Contrôler n’est pas prévenir. Or depuis que les directions sont en mesure de réaliser des tests salivaires de drogues sans avoir recours au médecin du travail, certaines reposent entièrement leur politique de sensibilisation sur cet outil… En brandissant la menace de la sanction, allant de l’avertissement au licenciement.
Une jurisprudence renforcée par la décision du Conseil d’État du 5 décembre 2016. La plus haute juridiction administrative assortit simplement cette possibilité pour les patrons d’encadrer le procédé par le règlement intérieur en prévoyant des garanties pour le salarié notamment en matière de secret professionnel sur les résultats et de contre-expertise médicale à la charge de l’employeur, le cas échéant.
Des tests sans contexte
Une méthode qui peut mener vers la généralisation des dépistages sans analyse des origines de l’addiction, -qui peuvent aussi être liées au rythme trop intensif ou à l’organisation inadaptée du travail-. Et cela peut conduire “à la transformation continue des produits utilisés, non détectables, et non pas à leur suppression ou a minima à leur diminution”, estime Gladys Lutz, ergonome conseil spécialisée dans l’analyse des usages de substances psychoactives en milieu professionnel. Avec toujours un temps d’avance entre les drogues et les moyens de les détecter.
“Comme dans le sport professionnel, on se dope au travail pour s’adapter à des critères toujours plus exigeants de sélection, à une performance et à un travail sans limite. Il s’agirait de renouveler la prévention du côté de l’analyse organisationnelle afin de ne plus appliquer des solutions individualisantes qui n’en sont pas”, préconise Gladys Lutz, une des auteurs de Se doper pour travailler.

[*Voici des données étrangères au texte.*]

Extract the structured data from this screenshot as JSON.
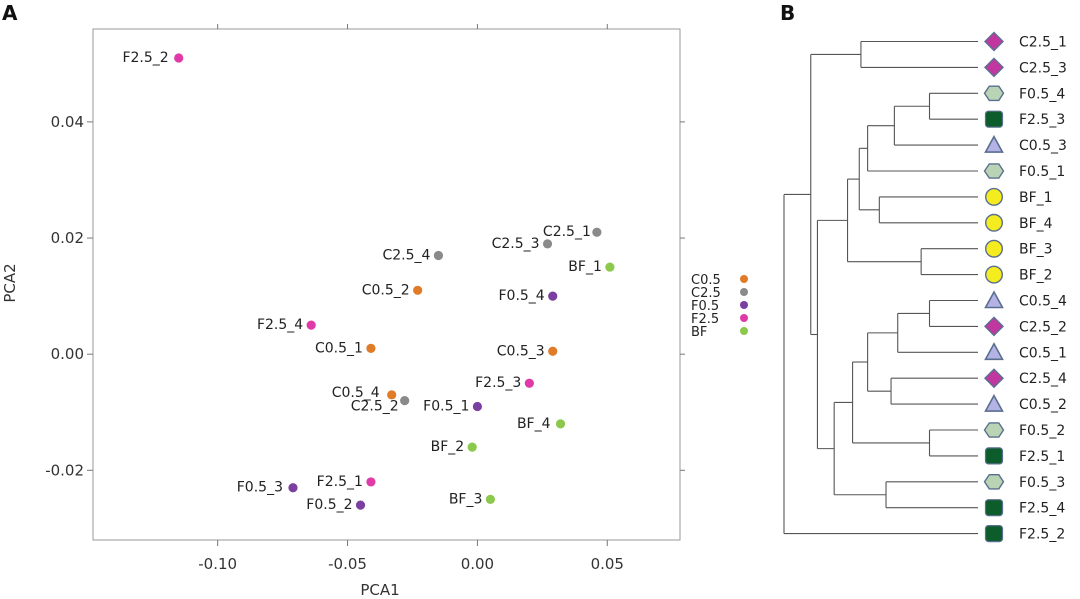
{
  "chart_data": [
    {
      "panel_label": "A",
      "type": "scatter",
      "xlabel": "PCA1",
      "ylabel": "PCA2",
      "xlim": [
        -0.148,
        0.078
      ],
      "ylim": [
        -0.032,
        0.056
      ],
      "xticks": [
        -0.1,
        -0.05,
        0.0,
        0.05
      ],
      "xtick_labels": [
        "-0.10",
        "-0.05",
        "0.00",
        "0.05"
      ],
      "yticks": [
        -0.02,
        0.0,
        0.02,
        0.04
      ],
      "ytick_labels": [
        "-0.02",
        "0.00",
        "0.02",
        "0.04"
      ],
      "grid": false,
      "legend_placement": "right, outside",
      "legend": [
        {
          "label": "C0.5",
          "color": "#e07b28"
        },
        {
          "label": "C2.5",
          "color": "#8a8a8a"
        },
        {
          "label": "F0.5",
          "color": "#7a3fa0"
        },
        {
          "label": "F2.5",
          "color": "#e03aa8"
        },
        {
          "label": "BF",
          "color": "#8cc84b"
        }
      ],
      "points": [
        {
          "label": "F2.5_2",
          "group": "F2.5",
          "x": -0.115,
          "y": 0.051
        },
        {
          "label": "C2.5_1",
          "group": "C2.5",
          "x": 0.046,
          "y": 0.021
        },
        {
          "label": "C2.5_3",
          "group": "C2.5",
          "x": 0.027,
          "y": 0.019
        },
        {
          "label": "BF_1",
          "group": "BF",
          "x": 0.051,
          "y": 0.015
        },
        {
          "label": "C2.5_4",
          "group": "C2.5",
          "x": -0.015,
          "y": 0.017
        },
        {
          "label": "C0.5_2",
          "group": "C0.5",
          "x": -0.023,
          "y": 0.011
        },
        {
          "label": "F0.5_4",
          "group": "F0.5",
          "x": 0.029,
          "y": 0.01
        },
        {
          "label": "F2.5_4",
          "group": "F2.5",
          "x": -0.064,
          "y": 0.005
        },
        {
          "label": "C0.5_1",
          "group": "C0.5",
          "x": -0.041,
          "y": 0.001
        },
        {
          "label": "C0.5_3",
          "group": "C0.5",
          "x": 0.029,
          "y": 0.0005
        },
        {
          "label": "F2.5_3",
          "group": "F2.5",
          "x": 0.02,
          "y": -0.005
        },
        {
          "label": "C0.5_4",
          "group": "C0.5",
          "x": -0.033,
          "y": -0.007
        },
        {
          "label": "C2.5_2",
          "group": "C2.5",
          "x": -0.028,
          "y": -0.008
        },
        {
          "label": "F0.5_1",
          "group": "F0.5",
          "x": 0.0,
          "y": -0.009
        },
        {
          "label": "BF_4",
          "group": "BF",
          "x": 0.032,
          "y": -0.012
        },
        {
          "label": "BF_2",
          "group": "BF",
          "x": -0.002,
          "y": -0.016
        },
        {
          "label": "F2.5_1",
          "group": "F2.5",
          "x": -0.041,
          "y": -0.022
        },
        {
          "label": "F0.5_3",
          "group": "F0.5",
          "x": -0.071,
          "y": -0.023
        },
        {
          "label": "F0.5_2",
          "group": "F0.5",
          "x": -0.045,
          "y": -0.026
        },
        {
          "label": "BF_3",
          "group": "BF",
          "x": 0.005,
          "y": -0.025
        }
      ]
    },
    {
      "panel_label": "B",
      "type": "dendrogram",
      "leaves": [
        {
          "label": "C2.5_1",
          "group": "C2.5"
        },
        {
          "label": "C2.5_3",
          "group": "C2.5"
        },
        {
          "label": "F0.5_4",
          "group": "F0.5"
        },
        {
          "label": "F2.5_3",
          "group": "F2.5"
        },
        {
          "label": "C0.5_3",
          "group": "C0.5"
        },
        {
          "label": "F0.5_1",
          "group": "F0.5"
        },
        {
          "label": "BF_1",
          "group": "BF"
        },
        {
          "label": "BF_4",
          "group": "BF"
        },
        {
          "label": "BF_3",
          "group": "BF"
        },
        {
          "label": "BF_2",
          "group": "BF"
        },
        {
          "label": "C0.5_4",
          "group": "C0.5"
        },
        {
          "label": "C2.5_2",
          "group": "C2.5"
        },
        {
          "label": "C0.5_1",
          "group": "C0.5"
        },
        {
          "label": "C2.5_4",
          "group": "C2.5"
        },
        {
          "label": "C0.5_2",
          "group": "C0.5"
        },
        {
          "label": "F0.5_2",
          "group": "F0.5"
        },
        {
          "label": "F2.5_1",
          "group": "F2.5"
        },
        {
          "label": "F0.5_3",
          "group": "F0.5"
        },
        {
          "label": "F2.5_4",
          "group": "F2.5"
        },
        {
          "label": "F2.5_2",
          "group": "F2.5"
        }
      ],
      "markers": {
        "C2.5": {
          "shape": "diamond",
          "color": "#c2379f"
        },
        "F0.5": {
          "shape": "hexagon",
          "color": "#b9d4b4"
        },
        "F2.5": {
          "shape": "rounded-square",
          "color": "#0d5c2b"
        },
        "C0.5": {
          "shape": "triangle",
          "color": "#b3b3e6"
        },
        "BF": {
          "shape": "circle",
          "color": "#f4ec1e"
        }
      },
      "marker_outline_color": "#5a6f8f",
      "clusters": [
        {
          "id": "m1",
          "children": [
            "C2.5_1",
            "C2.5_3"
          ],
          "height": 0.7
        },
        {
          "id": "m2",
          "children": [
            "F0.5_4",
            "F2.5_3"
          ],
          "height": 0.29
        },
        {
          "id": "m3",
          "children": [
            "m2",
            "C0.5_3"
          ],
          "height": 0.5
        },
        {
          "id": "m4",
          "children": [
            "m3",
            "F0.5_1"
          ],
          "height": 0.66
        },
        {
          "id": "m5",
          "children": [
            "BF_1",
            "BF_4"
          ],
          "height": 0.59
        },
        {
          "id": "m6",
          "children": [
            "m4",
            "m5"
          ],
          "height": 0.71
        },
        {
          "id": "m7",
          "children": [
            "BF_3",
            "BF_2"
          ],
          "height": 0.34
        },
        {
          "id": "m8",
          "children": [
            "m6",
            "m7"
          ],
          "height": 0.78
        },
        {
          "id": "m9",
          "children": [
            "C0.5_4",
            "C2.5_2"
          ],
          "height": 0.29
        },
        {
          "id": "m10",
          "children": [
            "m9",
            "C0.5_1"
          ],
          "height": 0.48
        },
        {
          "id": "m11",
          "children": [
            "C2.5_4",
            "C0.5_2"
          ],
          "height": 0.52
        },
        {
          "id": "m12",
          "children": [
            "m10",
            "m11"
          ],
          "height": 0.66
        },
        {
          "id": "m13",
          "children": [
            "F0.5_2",
            "F2.5_1"
          ],
          "height": 0.29
        },
        {
          "id": "m14",
          "children": [
            "m12",
            "m13"
          ],
          "height": 0.75
        },
        {
          "id": "m15",
          "children": [
            "F0.5_3",
            "F2.5_4"
          ],
          "height": 0.55
        },
        {
          "id": "m16",
          "children": [
            "m14",
            "m15"
          ],
          "height": 0.86
        },
        {
          "id": "m17",
          "children": [
            "m8",
            "m16"
          ],
          "height": 0.96
        },
        {
          "id": "m18",
          "children": [
            "m1",
            "m17"
          ],
          "height": 1.0
        },
        {
          "id": "m19",
          "children": [
            "m18",
            "F2.5_2"
          ],
          "height": 1.16
        }
      ]
    }
  ]
}
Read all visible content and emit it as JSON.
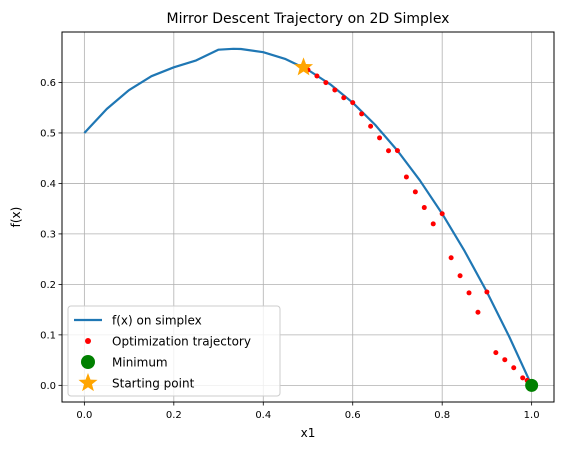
{
  "chart_data": {
    "type": "line",
    "title": "Mirror Descent Trajectory on 2D Simplex",
    "xlabel": "x1",
    "ylabel": "f(x)",
    "xlim": [
      -0.05,
      1.05
    ],
    "ylim": [
      -0.033,
      0.7
    ],
    "xticks": [
      0.0,
      0.2,
      0.4,
      0.6,
      0.8,
      1.0
    ],
    "xtick_labels": [
      "0.0",
      "0.2",
      "0.4",
      "0.6",
      "0.8",
      "1.0"
    ],
    "yticks": [
      0.0,
      0.1,
      0.2,
      0.3,
      0.4,
      0.5,
      0.6
    ],
    "ytick_labels": [
      "0.0",
      "0.1",
      "0.2",
      "0.3",
      "0.4",
      "0.5",
      "0.6"
    ],
    "grid": true,
    "legend_position": "lower-left",
    "series": [
      {
        "name": "f(x) on simplex",
        "kind": "line",
        "color": "#1f77b4",
        "x": [
          0.0,
          0.05,
          0.1,
          0.15,
          0.2,
          0.25,
          0.3,
          0.333,
          0.35,
          0.4,
          0.45,
          0.5,
          0.55,
          0.6,
          0.65,
          0.7,
          0.75,
          0.8,
          0.85,
          0.9,
          0.95,
          1.0
        ],
        "y": [
          0.5,
          0.5475,
          0.585,
          0.6125,
          0.63,
          0.6437,
          0.665,
          0.6667,
          0.6663,
          0.66,
          0.6463,
          0.625,
          0.5962,
          0.56,
          0.5162,
          0.465,
          0.4062,
          0.34,
          0.2662,
          0.185,
          0.0963,
          0.0
        ]
      },
      {
        "name": "Optimization trajectory",
        "kind": "scatter",
        "color": "#ff0000",
        "x": [
          0.49,
          0.5,
          0.52,
          0.54,
          0.56,
          0.58,
          0.6,
          0.62,
          0.64,
          0.66,
          0.68,
          0.7,
          0.72,
          0.74,
          0.76,
          0.78,
          0.8,
          0.82,
          0.84,
          0.86,
          0.88,
          0.9,
          0.92,
          0.94,
          0.96,
          0.98,
          0.99,
          1.0
        ],
        "y": [
          0.63,
          0.625,
          0.6128,
          0.5998,
          0.5852,
          0.5698,
          0.56,
          0.5378,
          0.5132,
          0.4902,
          0.4648,
          0.465,
          0.4128,
          0.3832,
          0.3522,
          0.3198,
          0.34,
          0.2528,
          0.2172,
          0.1832,
          0.1448,
          0.185,
          0.0648,
          0.0508,
          0.0348,
          0.0148,
          0.0098,
          0.0
        ]
      },
      {
        "name": "Minimum",
        "kind": "point",
        "color": "#008000",
        "x": [
          1.0
        ],
        "y": [
          0.0
        ]
      },
      {
        "name": "Starting point",
        "kind": "star",
        "color": "#ffa500",
        "x": [
          0.49
        ],
        "y": [
          0.63
        ]
      }
    ]
  }
}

Une analyse rusée de la situation réelle
Dans cet ouvrage, Gilles Amado, professeur de management et ressources humaines à HEC, fait le parallèle entre le dopage des sportifs et celui des travailleurs, d’autant plus que “l’usage des anabolisants ou de la cocaïne semble de plus en plus fréquent pour tenir le coup dans la manutention et autres travaux très physiques, avec une culture du corps qui se développe comme dans le bodybuilding”, assure-t-il.
Dans les faits, certaines entreprises et médecins du travail manient les tests en réalisant une analyse particulière de la situation réelle, en ne se fiant pas seulement aux résultats des tests. “Ils maintiennent cachés des résultats positifs s’ils estiment qu’en tenir compte s’opposerait à l’intérêt de la conduite du travail”, analyse Gladys Lutz, présidente de l’association Addictologie et travail Additra. Et mettent en place, en parallèle, un suivi du salarié, voire même une analyse de ses conditions de travail, qui pourraient jouer dans son habitude de prendre des produits.